Hawsons looks at port development at Myponie Point

20th June 2022 By: Esmarie Iannucci - Creamer Media Senior Deputy Editor: Australasia

PERTH (miningweekly.com) – Junior Hawsons Iron has flagged a potential port developing at Myponie Point, in South Australia.

The ASX-listed company has signed a two-year option agreement to purchase three contiguous parcels of land suitable for developing an export facility for the Hawsons iron project.

The agreement gives Hawsons the right to purchase the three blocks of land totalling 1 000 acres, for A$14-million at any time within two years of the execution date.
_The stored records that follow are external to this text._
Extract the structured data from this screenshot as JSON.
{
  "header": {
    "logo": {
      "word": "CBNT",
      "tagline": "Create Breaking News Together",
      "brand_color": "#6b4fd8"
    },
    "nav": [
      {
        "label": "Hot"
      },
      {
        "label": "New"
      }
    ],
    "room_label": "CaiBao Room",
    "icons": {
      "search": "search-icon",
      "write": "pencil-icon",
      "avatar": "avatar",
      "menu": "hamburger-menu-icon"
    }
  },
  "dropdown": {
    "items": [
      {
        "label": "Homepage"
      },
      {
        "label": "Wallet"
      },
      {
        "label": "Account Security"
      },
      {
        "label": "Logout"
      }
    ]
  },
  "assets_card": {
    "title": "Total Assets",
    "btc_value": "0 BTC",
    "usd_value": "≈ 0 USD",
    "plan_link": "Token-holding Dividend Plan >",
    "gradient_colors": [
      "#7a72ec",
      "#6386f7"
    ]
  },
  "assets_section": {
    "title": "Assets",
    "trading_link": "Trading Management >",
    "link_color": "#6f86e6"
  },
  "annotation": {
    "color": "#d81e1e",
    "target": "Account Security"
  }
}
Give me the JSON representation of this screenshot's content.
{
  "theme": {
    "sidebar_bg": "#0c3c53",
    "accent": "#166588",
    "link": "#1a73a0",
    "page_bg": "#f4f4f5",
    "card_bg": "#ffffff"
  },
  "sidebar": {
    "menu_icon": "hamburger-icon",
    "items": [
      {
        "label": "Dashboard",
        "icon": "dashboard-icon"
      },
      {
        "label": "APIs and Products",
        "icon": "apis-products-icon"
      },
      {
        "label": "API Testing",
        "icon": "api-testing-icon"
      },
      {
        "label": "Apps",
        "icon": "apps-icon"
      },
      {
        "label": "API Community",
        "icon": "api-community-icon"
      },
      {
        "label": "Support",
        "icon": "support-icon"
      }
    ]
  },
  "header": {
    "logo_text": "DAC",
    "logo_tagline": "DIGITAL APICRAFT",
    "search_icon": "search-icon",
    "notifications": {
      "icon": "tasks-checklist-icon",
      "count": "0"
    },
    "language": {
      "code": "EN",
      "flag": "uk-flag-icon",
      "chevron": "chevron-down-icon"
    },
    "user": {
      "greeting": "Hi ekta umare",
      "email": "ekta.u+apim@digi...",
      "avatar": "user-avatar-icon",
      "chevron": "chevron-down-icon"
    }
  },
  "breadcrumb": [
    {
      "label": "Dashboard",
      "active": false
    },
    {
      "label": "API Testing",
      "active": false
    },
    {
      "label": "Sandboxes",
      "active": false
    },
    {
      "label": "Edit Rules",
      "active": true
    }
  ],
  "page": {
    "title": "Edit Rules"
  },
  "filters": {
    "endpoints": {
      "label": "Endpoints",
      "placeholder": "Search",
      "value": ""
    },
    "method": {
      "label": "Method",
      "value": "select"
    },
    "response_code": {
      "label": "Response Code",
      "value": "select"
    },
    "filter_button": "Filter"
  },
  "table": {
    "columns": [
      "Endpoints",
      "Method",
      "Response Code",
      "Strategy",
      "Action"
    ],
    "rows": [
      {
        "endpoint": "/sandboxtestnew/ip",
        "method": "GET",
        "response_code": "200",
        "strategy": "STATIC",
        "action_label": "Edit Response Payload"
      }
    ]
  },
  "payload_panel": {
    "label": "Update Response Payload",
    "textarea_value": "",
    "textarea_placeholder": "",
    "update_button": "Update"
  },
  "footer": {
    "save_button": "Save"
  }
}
Hawsons MD Bryan Granzien said the agreement strategically underpinned the memorandum of understanding (MoU) executed earlier with Flinders Ports, moving Hawsons closer again to its goal of supplying high-grade products, essential for decarbonising steelmaking.

“This agreement secures a crucial export site required for the planning and development of our 20-million-tonne-a-year project and importantly provides significant additional space to accommodate expansion of the Myponie Point Port into a multi-user, bulk commodity export facility,” he said.

“Now that we have identified our port location, planning and detailed design work can continue on the deep-water port facility and the underground slurry pipeline from Broken Hill, including all approvals and land access agreements along the 392 km pipeline route.”

Granzien said Hawsons stood to gain from an opportunity to participate in the future growth of the Myponie Point Port as its "cornerstone" customer by securing additional space required to support development and expansion.

Myponie Point Port is expected to be ready to start exporting Hawsons’ magnetite concentrate by the second half of 2024.

A 2017 prefeasibility study into the Hawsons project estimated that the 10-million-tonne-a-year operation would require a capital investment of $1.4-billion, and would have a mine life of 22 years.